The Act on Secondary Use of Health and Social Data, which entered into force in Finland in 2019, provides a basis for using patient data in research. However, researchers see both advantages and disadvantages in it.

“Even though the Act also imposes significant restrictions on research, it has opened opportunities for accessing the large amount of data collected in hospitals. The computational analysis of patient data allows us to learn about the ways patients have been treated and what the impact of the treatments has been,” Nykter says.

Auvinen, on the other hand, regrets that the Act has slowed down the process of obtaining research permits and hugely increased the price of data use.
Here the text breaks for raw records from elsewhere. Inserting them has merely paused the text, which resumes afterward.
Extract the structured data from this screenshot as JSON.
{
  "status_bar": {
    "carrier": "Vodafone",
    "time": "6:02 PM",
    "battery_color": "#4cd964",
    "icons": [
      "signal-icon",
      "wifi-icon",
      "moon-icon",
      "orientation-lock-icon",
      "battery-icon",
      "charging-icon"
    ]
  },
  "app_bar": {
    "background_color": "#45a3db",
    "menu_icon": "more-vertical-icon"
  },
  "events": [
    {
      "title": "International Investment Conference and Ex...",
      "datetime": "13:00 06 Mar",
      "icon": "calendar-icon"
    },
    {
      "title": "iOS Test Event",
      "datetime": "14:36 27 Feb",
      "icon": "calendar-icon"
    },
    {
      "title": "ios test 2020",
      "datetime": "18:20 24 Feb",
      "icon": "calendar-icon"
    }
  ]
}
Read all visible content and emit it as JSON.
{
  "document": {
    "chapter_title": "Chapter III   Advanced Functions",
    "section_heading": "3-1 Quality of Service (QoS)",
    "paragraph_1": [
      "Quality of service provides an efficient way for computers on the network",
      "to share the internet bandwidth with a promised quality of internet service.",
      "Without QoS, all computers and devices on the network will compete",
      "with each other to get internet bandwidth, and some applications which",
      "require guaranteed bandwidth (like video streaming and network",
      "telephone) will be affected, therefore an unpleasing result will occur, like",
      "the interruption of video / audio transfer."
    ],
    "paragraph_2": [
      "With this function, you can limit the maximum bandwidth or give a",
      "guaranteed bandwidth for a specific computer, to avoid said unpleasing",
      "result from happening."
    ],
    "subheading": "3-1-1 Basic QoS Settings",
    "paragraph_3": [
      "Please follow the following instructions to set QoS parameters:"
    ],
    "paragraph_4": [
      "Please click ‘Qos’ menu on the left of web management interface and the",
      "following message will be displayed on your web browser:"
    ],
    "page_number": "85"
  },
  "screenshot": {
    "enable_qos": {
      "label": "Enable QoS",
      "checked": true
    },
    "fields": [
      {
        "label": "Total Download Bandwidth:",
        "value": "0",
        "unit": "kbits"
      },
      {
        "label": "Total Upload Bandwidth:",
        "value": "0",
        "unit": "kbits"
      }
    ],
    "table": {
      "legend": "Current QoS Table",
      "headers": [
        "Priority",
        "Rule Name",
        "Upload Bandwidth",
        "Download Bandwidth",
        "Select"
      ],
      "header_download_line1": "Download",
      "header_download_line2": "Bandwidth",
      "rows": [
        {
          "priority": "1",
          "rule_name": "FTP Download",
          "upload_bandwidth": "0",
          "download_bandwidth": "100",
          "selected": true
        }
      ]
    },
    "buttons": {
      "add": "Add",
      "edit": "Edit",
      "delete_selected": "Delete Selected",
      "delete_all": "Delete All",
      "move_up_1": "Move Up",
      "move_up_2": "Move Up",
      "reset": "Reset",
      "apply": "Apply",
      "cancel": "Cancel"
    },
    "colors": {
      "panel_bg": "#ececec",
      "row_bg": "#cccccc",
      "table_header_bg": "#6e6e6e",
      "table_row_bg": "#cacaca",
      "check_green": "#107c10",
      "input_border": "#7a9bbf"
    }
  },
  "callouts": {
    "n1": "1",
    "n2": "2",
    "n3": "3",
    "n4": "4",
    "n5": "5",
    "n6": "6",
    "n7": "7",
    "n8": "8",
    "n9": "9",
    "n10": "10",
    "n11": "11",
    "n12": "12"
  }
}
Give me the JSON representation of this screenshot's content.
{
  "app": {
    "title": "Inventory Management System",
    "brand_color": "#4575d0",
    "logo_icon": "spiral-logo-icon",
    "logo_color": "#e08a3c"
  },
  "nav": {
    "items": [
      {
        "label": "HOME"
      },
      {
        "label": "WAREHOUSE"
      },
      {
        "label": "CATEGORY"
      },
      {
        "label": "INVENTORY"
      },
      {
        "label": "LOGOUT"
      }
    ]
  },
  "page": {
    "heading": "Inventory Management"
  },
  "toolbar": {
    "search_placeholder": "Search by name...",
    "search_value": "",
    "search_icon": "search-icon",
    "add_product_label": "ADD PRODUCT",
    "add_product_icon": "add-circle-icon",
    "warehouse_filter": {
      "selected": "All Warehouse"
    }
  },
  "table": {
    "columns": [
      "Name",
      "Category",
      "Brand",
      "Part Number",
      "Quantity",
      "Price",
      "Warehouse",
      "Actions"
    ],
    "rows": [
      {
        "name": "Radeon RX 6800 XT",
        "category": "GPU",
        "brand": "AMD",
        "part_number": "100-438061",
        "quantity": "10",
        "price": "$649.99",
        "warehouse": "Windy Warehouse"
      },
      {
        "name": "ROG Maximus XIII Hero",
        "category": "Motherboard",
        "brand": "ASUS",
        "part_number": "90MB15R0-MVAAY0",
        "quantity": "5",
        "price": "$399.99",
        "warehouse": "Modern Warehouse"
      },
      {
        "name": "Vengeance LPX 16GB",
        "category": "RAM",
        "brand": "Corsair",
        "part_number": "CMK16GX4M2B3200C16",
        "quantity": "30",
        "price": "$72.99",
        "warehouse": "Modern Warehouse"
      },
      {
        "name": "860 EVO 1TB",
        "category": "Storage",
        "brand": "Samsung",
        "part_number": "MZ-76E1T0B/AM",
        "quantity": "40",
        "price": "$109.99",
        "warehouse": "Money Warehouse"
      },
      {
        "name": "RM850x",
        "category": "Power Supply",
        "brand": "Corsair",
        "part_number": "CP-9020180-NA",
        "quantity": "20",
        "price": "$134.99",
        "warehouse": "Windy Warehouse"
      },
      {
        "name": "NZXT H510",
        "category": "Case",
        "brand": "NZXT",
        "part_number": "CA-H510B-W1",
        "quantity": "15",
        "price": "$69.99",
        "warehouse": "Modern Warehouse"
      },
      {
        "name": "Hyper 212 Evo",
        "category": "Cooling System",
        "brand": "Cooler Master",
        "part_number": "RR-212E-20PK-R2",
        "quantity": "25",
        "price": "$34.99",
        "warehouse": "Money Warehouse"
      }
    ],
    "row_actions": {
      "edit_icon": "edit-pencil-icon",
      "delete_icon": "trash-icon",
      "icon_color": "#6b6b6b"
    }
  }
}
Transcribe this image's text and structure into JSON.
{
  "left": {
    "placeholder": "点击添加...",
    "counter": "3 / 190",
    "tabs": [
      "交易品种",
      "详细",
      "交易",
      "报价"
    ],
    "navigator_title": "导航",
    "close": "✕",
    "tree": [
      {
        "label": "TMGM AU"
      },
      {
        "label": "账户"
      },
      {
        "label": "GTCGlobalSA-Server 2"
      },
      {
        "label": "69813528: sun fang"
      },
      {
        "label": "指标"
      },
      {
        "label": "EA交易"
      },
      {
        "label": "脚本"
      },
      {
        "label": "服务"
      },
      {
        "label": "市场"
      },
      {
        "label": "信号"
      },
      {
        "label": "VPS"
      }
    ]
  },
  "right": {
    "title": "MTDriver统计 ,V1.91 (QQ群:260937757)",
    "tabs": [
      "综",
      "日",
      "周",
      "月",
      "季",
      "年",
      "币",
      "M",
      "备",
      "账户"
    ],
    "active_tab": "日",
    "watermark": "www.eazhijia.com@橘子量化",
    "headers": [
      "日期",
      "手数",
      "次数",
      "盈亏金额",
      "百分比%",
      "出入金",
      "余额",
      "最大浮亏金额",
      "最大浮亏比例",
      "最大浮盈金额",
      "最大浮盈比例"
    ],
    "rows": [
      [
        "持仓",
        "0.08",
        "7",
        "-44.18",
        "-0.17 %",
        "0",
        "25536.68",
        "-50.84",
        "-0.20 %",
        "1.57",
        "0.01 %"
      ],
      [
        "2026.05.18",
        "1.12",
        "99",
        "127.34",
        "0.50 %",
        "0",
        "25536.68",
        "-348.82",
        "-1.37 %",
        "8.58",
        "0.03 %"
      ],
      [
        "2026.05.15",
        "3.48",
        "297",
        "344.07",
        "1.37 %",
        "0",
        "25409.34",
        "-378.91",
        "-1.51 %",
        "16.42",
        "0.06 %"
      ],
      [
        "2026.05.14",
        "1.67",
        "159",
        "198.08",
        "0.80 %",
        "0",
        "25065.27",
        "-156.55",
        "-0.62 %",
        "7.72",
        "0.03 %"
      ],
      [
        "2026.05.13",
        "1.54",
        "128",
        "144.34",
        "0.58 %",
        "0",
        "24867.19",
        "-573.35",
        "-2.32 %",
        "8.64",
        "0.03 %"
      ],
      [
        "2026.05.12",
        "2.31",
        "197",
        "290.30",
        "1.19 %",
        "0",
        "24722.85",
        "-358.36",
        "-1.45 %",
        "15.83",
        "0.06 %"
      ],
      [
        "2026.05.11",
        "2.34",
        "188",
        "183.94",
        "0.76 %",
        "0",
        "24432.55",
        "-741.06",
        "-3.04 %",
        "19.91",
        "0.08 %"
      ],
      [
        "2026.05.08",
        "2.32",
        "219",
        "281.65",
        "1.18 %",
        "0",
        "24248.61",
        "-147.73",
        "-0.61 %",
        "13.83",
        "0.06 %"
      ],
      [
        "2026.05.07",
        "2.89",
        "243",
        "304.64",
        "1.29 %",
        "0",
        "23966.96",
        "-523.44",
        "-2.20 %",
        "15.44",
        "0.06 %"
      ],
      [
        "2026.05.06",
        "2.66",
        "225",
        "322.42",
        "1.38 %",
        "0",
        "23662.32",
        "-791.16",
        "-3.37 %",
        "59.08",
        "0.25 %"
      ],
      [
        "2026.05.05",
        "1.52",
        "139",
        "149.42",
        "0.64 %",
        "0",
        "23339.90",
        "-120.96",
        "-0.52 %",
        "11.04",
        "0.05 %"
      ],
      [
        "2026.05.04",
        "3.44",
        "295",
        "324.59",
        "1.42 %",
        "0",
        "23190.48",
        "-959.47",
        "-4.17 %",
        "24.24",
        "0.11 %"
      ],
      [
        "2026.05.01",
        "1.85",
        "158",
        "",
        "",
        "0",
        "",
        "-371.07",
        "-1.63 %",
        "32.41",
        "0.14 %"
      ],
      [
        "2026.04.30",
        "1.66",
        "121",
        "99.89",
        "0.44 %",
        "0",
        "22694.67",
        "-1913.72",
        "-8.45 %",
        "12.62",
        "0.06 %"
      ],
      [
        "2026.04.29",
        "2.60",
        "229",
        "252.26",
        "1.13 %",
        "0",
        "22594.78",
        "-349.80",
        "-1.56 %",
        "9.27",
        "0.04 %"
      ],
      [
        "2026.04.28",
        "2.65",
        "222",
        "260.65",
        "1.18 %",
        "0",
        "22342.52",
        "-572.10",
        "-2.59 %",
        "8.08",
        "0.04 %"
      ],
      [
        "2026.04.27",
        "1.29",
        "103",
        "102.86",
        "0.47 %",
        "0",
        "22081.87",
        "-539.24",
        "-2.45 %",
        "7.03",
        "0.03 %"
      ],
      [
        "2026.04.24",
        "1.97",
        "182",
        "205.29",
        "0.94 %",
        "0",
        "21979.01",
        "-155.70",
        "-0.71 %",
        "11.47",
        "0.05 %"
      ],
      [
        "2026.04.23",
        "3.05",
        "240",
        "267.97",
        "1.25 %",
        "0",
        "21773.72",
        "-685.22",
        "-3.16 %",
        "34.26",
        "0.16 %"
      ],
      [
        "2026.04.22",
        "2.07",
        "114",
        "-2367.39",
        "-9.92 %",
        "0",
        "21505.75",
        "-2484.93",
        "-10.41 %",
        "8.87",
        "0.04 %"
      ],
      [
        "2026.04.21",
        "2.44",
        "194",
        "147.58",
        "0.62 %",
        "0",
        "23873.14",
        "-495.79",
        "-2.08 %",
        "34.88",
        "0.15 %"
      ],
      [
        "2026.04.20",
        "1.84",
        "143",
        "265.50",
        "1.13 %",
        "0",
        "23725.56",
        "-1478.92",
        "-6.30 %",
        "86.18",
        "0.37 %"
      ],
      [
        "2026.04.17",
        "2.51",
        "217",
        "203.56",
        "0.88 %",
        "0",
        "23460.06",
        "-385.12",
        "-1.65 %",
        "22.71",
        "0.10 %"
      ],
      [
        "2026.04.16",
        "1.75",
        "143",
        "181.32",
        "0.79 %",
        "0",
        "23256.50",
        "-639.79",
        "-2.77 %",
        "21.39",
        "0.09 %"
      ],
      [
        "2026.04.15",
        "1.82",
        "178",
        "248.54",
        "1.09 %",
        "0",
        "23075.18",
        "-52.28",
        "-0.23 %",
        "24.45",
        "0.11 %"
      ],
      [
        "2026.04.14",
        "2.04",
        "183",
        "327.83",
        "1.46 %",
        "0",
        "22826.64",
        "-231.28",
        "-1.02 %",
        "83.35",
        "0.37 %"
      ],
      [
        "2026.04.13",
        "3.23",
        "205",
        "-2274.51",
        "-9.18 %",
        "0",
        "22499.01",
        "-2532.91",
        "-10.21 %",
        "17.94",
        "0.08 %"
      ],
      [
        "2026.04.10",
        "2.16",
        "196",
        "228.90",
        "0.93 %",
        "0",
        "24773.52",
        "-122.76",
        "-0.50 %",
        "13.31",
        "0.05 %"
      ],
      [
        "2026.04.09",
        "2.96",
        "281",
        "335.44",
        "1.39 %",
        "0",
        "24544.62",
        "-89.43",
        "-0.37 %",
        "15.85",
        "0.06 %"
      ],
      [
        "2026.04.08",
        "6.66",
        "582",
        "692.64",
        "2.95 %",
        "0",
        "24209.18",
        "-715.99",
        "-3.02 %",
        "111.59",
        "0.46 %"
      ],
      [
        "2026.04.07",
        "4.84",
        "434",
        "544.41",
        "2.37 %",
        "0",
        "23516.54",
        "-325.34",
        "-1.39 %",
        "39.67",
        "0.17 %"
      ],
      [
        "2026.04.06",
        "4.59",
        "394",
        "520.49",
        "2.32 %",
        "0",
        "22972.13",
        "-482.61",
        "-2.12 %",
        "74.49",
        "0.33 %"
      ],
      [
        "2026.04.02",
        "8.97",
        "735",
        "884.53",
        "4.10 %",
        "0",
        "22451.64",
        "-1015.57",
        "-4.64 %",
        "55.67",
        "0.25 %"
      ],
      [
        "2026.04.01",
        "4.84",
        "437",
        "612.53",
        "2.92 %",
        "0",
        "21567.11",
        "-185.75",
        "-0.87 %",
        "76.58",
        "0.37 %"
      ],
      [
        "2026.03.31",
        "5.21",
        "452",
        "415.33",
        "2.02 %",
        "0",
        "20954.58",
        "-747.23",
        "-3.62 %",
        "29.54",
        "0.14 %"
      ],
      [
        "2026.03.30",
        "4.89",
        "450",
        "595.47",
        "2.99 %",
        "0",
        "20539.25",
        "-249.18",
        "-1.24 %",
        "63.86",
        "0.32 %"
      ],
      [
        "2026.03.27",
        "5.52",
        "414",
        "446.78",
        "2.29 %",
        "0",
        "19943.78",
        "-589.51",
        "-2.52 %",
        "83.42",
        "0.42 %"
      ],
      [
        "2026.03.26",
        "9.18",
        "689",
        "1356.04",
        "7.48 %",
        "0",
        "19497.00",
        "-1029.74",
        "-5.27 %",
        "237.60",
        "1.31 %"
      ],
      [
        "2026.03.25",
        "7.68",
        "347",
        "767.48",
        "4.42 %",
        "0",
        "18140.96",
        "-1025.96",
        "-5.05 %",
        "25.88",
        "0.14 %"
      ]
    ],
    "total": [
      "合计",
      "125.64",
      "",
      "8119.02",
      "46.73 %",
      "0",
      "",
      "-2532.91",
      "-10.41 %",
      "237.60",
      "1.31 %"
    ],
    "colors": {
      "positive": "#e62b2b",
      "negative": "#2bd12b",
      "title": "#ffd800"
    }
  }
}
This makes research difficult especially if it is not done in a large-scale and well-funded project.

University hospital’s data lake provides more data

Biobanks and data lakes created by hospitals provide extensive data for research purposes. A data lake is a collection of all digital patient data in a hospital. The data it contains is accessible to researchers in the hospital’s secure IT environment if they have obtained a permission to study a particular dataset.

“The data lake allows us to use real-world data more efficiently in research. It will also provide us with a better interface to hospital activities and data analytics can also gradually begin to support the treating physician in patient care,” says Nykter.

New technologies, such as genome sequencing for cancer treatment, can also be introduced in patient care pathways.

Aiming for leadership in health data science

“Our goal is to bring our high-level cancer genomics research to the clinical context in a few years’ time,” Nykter says.

The ambitious goal of the PROFI6 project is for Tampere University to strengthen its position as an internationally prominent researcher and practitioner of health data science in close cooperation with Tampere University Hospital. In Finland, Aalto University and the University of Helsinki have their own artificial intelligence flagship projects, but they mainly focus on methodological development.

“The specific aim of our research programme is to bring the latest computational methods to medicine and patient care,” Nykter says.

“We bring together clinical research and machine learning and use high-level computational methods to study medical issues. Our very close collaboration with Tampere University Hospital is an asset,” he adds.


Read more on the project's web pages

The Academy of Finland PROFI6 funding

At the beginning of 2021, the Academy of Finland made decisions on the PROFI6 competitive funding to support universities in strengthening their research profile and improving the quality of research.
The Academy granted Tampere University €12.7 million for enhancing the profiling of strategic research.
Four profiling areas are funded in Tampere University’s spearhead fields of technology, health, and society:
    1) Health Data Science
    2) Games as a Platform to Tackle Grand Challenges
    3) TAU Imaging Research Platform
    4) Sustainable Transformation of Urban Environments.